The input from the men that night (remember that the elders had said they would do nothing without getting input from them) was overwhelmingly that they did not want our church to divide over this issue of infant baptism. They did not want me to step down, and they did not want the other elders to step down. The men wanted us all to remain. The appeal from the men was this — work it out. The men did not say that they wanted to “go with Doug and you baptistic elders can take a hike.” A number of the men who made this appeal to the elders to work together were themselves baptists. In many ways it was a wonderful meeting, and a testimony to how baptists and paedobaptists (and a few agno-baptists) can really get along. But unfortunately, two of the three elders did not take the pleas of the men for unity to heart. Terry left his eldership and the church a very short time later.

So the elders had said before this heads of household meeting that they were putting forward a proposal only. We had that meeting between the elders and the men, but then there was no record or knowledge of a subsequent meeting of the three elders, which is the only time they could have made their decision. If they had made such a decision at another secret elder meeting, and communicated it as a decision and not as a proposal, then I would have trusted God and submitted to it. I am not saying it would have been easy, but that was what I was all set to do.

But Nancy and I were left waiting for the decision that the elders never made. I believe, sincerely and without guile, that their proposal that night was only a proposal. I believed this because they had insisted to the congregation that this is what it was. In order for the proposal to become a decision, the elders would have had to have met and voted. You can’t have a decision without deciding. But they did not do that.

Nevertheless, we still knew that this is what the other elders wanted to do (their proposal certainly indicated their desires), and after the heads of household meeting, they still had the votes to do it. Even if they had invited me to a subsequent elder meetings, which seems appropriate as I was an elder, the motion to do what they had proposed to the men would have carried. And if there had been such a meeting, and had such a motion been made, I would have voted no, and then would have submitted to the decision. I would have stepped down as pastor and elder, and I would not have left the church. Nancy and I had worked through where we would go, and the answer was nowhere.

In short, the other elders could have made a decision, but they never did. And unless they made a decision, it was not possible for me to defy it. What Terry needs to do in order to make his affidavit stick is produce the minutes of a non-existent elders meeting after the heads of household meeting, in which meeting a decision was made to implement the plan they had earlier presented to the men emphatically as a proposal, and they went so far as to underline words like proposal. But there are no such minutes, because there was no such meeting. There was no such decision. And there was no rebellion or disobedience on my part to any decision of our elders at any time. I am afraid that Terry has grossly mis-remembered and misrepresented what happened. And I am also convinced at this point that the only possibility for reconciliation is for Terry to swallow his pride and admit that he has been wrong. Wrong on the intial facts, wrong to remain in bitterness for a decade, wrong to take up with Charlie Nolan, wrong to win the “strange new respect” of those he used to oppose so courageously, and wrong to take the show on the road.

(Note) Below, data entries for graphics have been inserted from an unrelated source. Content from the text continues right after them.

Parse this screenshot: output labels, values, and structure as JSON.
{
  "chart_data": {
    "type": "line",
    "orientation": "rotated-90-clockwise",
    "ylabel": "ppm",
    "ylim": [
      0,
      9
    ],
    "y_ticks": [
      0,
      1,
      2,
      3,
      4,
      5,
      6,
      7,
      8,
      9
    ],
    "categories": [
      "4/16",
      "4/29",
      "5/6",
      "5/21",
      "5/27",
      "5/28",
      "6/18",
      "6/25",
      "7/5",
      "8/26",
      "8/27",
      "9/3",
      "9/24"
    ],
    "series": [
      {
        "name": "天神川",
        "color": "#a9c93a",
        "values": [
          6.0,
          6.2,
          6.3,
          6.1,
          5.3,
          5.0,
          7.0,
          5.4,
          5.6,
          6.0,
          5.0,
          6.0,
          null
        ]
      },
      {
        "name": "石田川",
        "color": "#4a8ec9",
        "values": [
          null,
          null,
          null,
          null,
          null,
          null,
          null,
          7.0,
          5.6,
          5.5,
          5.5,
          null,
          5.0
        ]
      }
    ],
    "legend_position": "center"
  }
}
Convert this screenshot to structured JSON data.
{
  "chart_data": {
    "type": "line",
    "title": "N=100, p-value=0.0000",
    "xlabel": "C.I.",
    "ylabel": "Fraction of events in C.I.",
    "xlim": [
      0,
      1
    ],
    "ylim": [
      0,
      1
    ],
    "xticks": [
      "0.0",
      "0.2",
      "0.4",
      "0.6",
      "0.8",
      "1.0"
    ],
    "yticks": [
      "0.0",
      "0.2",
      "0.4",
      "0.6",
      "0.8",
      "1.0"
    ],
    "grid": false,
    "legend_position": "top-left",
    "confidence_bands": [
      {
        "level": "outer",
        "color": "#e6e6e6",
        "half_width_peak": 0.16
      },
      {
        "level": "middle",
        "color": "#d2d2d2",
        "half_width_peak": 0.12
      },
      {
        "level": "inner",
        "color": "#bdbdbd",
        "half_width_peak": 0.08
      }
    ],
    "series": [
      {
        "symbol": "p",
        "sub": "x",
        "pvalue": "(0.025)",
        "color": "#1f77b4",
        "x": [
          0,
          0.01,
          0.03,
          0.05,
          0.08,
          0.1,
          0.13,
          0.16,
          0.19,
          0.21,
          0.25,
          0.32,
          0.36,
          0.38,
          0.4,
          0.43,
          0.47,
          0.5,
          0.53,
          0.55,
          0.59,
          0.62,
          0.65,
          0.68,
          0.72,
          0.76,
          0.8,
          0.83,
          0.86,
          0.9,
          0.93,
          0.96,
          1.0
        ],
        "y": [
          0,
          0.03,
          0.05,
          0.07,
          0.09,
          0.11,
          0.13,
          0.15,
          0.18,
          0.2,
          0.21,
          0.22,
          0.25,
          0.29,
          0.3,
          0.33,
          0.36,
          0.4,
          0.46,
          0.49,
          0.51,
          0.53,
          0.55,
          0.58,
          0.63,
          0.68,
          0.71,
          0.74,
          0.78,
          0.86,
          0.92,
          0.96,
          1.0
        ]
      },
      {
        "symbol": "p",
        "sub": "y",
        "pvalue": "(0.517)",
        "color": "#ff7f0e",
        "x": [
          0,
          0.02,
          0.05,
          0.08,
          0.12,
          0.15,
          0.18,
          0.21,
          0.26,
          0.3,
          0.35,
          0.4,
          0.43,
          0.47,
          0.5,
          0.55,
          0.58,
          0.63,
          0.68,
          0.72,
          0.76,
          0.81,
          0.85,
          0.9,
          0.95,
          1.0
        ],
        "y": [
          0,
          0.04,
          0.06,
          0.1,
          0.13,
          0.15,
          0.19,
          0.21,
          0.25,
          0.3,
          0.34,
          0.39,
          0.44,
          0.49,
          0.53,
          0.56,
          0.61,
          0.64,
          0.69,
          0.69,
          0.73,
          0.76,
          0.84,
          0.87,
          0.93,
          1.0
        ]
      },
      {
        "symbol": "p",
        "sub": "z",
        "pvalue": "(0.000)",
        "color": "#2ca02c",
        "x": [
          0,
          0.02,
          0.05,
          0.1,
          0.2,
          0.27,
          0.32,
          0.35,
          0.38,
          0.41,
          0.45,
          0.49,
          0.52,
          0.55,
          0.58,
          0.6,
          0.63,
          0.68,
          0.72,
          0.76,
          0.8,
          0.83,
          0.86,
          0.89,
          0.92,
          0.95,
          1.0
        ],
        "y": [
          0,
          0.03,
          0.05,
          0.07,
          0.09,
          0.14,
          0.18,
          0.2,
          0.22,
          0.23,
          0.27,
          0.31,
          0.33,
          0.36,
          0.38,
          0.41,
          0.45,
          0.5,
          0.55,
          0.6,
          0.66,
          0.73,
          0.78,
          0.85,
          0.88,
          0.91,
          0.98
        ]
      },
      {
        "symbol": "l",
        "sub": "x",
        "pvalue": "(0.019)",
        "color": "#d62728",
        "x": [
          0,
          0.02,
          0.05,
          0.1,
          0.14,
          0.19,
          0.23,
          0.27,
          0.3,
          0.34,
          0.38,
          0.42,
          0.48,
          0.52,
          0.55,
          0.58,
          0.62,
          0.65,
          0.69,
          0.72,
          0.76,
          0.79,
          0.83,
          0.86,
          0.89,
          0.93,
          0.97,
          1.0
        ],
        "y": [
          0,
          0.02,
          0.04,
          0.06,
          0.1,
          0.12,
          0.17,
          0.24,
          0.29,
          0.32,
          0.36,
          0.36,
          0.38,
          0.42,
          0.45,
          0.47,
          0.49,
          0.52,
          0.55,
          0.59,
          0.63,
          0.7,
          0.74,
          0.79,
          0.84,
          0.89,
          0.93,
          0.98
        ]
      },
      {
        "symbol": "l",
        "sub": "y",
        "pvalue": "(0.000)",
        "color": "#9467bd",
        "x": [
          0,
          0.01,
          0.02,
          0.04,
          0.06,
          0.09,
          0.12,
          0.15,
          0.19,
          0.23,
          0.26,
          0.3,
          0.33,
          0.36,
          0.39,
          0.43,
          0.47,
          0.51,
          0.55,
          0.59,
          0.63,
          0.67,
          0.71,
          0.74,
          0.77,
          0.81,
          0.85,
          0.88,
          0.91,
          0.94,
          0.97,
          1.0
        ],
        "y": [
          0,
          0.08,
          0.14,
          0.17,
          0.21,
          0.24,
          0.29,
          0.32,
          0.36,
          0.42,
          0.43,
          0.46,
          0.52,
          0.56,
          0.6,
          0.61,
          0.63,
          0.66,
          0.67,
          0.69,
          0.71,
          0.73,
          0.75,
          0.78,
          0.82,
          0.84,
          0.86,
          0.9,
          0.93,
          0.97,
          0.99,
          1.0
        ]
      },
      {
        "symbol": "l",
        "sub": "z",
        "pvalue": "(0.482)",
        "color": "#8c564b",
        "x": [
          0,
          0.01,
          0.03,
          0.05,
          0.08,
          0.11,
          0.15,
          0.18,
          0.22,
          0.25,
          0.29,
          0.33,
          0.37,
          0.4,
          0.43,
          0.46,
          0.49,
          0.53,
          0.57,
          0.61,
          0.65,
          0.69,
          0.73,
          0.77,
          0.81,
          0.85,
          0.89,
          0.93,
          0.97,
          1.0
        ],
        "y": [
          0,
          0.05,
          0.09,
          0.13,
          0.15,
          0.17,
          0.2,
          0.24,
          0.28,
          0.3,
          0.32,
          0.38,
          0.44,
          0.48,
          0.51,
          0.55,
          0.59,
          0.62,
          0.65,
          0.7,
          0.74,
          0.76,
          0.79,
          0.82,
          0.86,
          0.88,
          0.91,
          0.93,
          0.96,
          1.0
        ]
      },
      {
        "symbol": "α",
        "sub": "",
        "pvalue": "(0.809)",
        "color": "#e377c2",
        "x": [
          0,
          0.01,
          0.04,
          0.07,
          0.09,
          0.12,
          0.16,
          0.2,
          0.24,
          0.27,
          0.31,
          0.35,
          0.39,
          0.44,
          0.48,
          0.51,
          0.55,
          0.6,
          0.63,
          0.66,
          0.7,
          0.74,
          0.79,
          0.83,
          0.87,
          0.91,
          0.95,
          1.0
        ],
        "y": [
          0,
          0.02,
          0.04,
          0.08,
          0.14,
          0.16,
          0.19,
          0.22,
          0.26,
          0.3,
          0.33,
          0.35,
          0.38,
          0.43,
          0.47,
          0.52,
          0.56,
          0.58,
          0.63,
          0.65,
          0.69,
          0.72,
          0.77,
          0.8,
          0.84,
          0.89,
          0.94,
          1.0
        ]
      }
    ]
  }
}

I am acutely aware of the use to which enemies of the gospel can put this kind of public controversy between Christians. I wish that we could have settled this in private meetings. We attempted that repeatedly and were rebuffed. And now World magazine has done a great deal of damage by (in effect) dragging these things out onto the national stage, and part of my ministerial responsibility now includes trying to deal with the consequences of their decision. And so we remember with gratitude that God is still on the throne.